The Federal Reserve and every market analyst have been waiting for the job market to cool down a bit so that one of the last bastions of inflation could fall. The June employment picture was a bit cloudier for the first time this year. Though the headline job data again was just about 200,000, which is nothing to sneeze at —the underlying numbers were a bit weaker. For example, the previous two months of gains were revised downward by just over 100,000.
Even one number which showed strength could be interpreted as a weakness. The average hours worked per week was higher, indicating the demand continues. However, often employers expand overtime when they have the need and don’t want to hire additional personnel. Or perhaps they can’t find the workers. Wage inflation was still on the strong side, so this supports the latter theory.

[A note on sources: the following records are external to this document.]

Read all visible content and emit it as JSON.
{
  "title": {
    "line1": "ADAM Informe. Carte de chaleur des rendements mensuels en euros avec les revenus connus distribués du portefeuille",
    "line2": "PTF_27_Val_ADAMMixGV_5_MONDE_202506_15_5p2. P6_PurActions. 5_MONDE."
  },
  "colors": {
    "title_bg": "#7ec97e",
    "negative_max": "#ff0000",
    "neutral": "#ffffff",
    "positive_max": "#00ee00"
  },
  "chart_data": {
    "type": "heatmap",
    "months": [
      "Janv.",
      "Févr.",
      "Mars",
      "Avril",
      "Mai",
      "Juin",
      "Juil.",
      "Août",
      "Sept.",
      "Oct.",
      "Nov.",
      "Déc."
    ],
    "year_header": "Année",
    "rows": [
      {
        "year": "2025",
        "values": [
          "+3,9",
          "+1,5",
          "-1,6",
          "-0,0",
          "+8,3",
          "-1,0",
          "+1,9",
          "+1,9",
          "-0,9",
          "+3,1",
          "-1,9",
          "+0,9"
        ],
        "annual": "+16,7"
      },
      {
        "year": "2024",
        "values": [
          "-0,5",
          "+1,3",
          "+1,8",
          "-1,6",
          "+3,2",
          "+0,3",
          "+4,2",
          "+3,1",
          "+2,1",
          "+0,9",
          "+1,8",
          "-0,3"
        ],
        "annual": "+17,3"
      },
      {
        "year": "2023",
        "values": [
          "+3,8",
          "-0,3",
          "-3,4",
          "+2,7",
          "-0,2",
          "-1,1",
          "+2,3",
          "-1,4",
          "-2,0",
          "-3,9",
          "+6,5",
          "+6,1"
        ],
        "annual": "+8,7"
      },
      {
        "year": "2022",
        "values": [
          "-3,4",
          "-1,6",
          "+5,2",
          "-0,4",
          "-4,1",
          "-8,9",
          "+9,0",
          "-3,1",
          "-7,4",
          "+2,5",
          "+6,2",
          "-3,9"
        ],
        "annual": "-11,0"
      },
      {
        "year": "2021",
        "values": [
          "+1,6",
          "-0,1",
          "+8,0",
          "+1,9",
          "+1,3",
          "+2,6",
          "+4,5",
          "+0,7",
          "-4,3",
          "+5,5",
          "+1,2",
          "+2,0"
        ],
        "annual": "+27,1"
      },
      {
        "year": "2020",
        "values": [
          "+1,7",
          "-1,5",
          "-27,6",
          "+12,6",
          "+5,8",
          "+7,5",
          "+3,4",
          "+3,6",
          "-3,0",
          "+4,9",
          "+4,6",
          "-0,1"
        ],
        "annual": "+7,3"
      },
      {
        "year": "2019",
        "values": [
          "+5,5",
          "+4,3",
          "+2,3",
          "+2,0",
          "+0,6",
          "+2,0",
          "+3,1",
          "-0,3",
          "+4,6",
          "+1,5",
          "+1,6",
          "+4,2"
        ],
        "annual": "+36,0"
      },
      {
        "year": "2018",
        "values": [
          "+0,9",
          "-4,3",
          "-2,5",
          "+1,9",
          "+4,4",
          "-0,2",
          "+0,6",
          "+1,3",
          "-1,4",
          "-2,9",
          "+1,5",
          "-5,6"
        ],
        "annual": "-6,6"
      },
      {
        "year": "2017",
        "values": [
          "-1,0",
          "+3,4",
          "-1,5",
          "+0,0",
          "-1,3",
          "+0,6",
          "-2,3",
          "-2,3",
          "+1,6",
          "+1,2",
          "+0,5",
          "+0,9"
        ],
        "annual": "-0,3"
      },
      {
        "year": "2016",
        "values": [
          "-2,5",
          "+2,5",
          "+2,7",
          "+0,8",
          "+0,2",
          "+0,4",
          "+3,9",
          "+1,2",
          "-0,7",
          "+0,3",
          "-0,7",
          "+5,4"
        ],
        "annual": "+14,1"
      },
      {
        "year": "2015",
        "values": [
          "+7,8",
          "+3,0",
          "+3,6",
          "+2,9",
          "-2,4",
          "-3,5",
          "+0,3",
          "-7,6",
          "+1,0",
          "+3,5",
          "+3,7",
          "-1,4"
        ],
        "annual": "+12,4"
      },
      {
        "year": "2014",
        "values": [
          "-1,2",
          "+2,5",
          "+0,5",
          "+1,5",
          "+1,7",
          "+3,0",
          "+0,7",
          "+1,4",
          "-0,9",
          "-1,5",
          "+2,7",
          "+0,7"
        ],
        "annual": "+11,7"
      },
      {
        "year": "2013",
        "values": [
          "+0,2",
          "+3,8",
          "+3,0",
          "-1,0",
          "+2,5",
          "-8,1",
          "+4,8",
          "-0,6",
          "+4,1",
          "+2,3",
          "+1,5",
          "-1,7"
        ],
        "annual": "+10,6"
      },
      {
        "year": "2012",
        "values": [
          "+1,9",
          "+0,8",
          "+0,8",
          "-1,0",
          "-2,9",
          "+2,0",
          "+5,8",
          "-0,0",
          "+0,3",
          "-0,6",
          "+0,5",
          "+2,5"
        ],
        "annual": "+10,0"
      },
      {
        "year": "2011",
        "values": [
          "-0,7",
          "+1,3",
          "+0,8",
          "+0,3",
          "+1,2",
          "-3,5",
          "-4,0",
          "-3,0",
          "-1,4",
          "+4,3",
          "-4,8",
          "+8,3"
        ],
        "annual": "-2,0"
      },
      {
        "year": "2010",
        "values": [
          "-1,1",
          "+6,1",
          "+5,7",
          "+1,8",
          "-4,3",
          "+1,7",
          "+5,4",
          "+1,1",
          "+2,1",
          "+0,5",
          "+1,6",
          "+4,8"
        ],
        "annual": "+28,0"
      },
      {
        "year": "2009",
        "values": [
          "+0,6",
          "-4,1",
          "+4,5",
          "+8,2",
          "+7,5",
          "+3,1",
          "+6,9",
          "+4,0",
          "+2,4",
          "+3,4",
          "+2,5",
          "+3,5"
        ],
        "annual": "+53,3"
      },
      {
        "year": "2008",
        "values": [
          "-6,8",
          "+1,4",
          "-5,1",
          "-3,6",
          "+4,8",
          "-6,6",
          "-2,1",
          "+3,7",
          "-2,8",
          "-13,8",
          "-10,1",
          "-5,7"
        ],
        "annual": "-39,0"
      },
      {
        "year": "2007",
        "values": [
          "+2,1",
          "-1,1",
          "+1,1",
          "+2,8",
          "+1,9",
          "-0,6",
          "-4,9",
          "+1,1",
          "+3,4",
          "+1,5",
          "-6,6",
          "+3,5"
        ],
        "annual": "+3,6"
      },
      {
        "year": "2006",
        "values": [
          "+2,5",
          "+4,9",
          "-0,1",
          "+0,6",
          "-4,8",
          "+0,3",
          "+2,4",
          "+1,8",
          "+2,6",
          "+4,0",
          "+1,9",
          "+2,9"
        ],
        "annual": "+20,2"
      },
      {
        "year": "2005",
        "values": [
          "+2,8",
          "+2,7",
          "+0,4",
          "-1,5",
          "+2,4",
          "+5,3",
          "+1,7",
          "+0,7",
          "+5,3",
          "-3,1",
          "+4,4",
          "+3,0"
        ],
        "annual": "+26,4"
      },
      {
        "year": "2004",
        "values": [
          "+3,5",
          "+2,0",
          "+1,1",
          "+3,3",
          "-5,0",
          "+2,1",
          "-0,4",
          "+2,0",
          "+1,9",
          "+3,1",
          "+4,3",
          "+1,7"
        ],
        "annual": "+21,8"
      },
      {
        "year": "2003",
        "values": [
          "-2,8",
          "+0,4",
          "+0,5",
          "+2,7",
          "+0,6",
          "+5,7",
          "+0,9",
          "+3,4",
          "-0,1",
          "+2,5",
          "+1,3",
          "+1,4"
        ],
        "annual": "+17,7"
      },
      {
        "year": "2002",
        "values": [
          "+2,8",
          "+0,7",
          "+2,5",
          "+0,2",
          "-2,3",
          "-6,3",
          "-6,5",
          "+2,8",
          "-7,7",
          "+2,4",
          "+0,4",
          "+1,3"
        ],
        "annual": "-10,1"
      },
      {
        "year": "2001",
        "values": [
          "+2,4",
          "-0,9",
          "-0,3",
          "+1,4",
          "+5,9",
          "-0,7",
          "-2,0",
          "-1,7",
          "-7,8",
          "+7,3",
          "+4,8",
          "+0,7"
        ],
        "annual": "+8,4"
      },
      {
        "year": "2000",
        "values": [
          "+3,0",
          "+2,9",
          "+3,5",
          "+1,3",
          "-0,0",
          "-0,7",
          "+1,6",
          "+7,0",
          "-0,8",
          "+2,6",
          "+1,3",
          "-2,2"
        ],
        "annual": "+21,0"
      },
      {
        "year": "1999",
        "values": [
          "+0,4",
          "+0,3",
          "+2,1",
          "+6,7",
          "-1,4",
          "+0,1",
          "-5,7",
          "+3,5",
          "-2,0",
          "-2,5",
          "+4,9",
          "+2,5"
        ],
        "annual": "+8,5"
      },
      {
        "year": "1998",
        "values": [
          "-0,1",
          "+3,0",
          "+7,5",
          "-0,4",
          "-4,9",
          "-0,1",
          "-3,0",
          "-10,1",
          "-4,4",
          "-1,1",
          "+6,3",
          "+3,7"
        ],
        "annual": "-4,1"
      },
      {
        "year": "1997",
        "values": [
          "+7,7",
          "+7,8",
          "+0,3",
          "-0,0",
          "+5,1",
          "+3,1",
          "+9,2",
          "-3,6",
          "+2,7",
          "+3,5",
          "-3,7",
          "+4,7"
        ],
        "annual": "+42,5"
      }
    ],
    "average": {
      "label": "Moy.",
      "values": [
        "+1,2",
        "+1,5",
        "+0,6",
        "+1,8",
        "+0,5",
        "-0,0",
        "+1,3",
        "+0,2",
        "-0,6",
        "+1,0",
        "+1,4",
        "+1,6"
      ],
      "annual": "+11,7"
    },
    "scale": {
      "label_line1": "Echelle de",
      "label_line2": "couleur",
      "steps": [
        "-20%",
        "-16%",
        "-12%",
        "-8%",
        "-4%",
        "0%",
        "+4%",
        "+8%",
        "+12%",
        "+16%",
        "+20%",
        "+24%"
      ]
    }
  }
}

These “cloudier” numbers made the July report released last Friday even more interesting. How did we do? The economy added 187,000 jobs in July, a decent number – but decidedly less than the average for the first half of the year. The previous two months of gains were revised down by approximately 50,000, making the overall numbers even lower. The headline unemployment rate moved down one tick to 3.5%. The all-important wage inflation numbers came in a bit high at 0.4% for the month and 4.4% annually. All-in-all, this was seen as a softer report, though wage growth will be concerning to the Fed. With no Fed meeting this month, there will be another jobs report before they meet in September.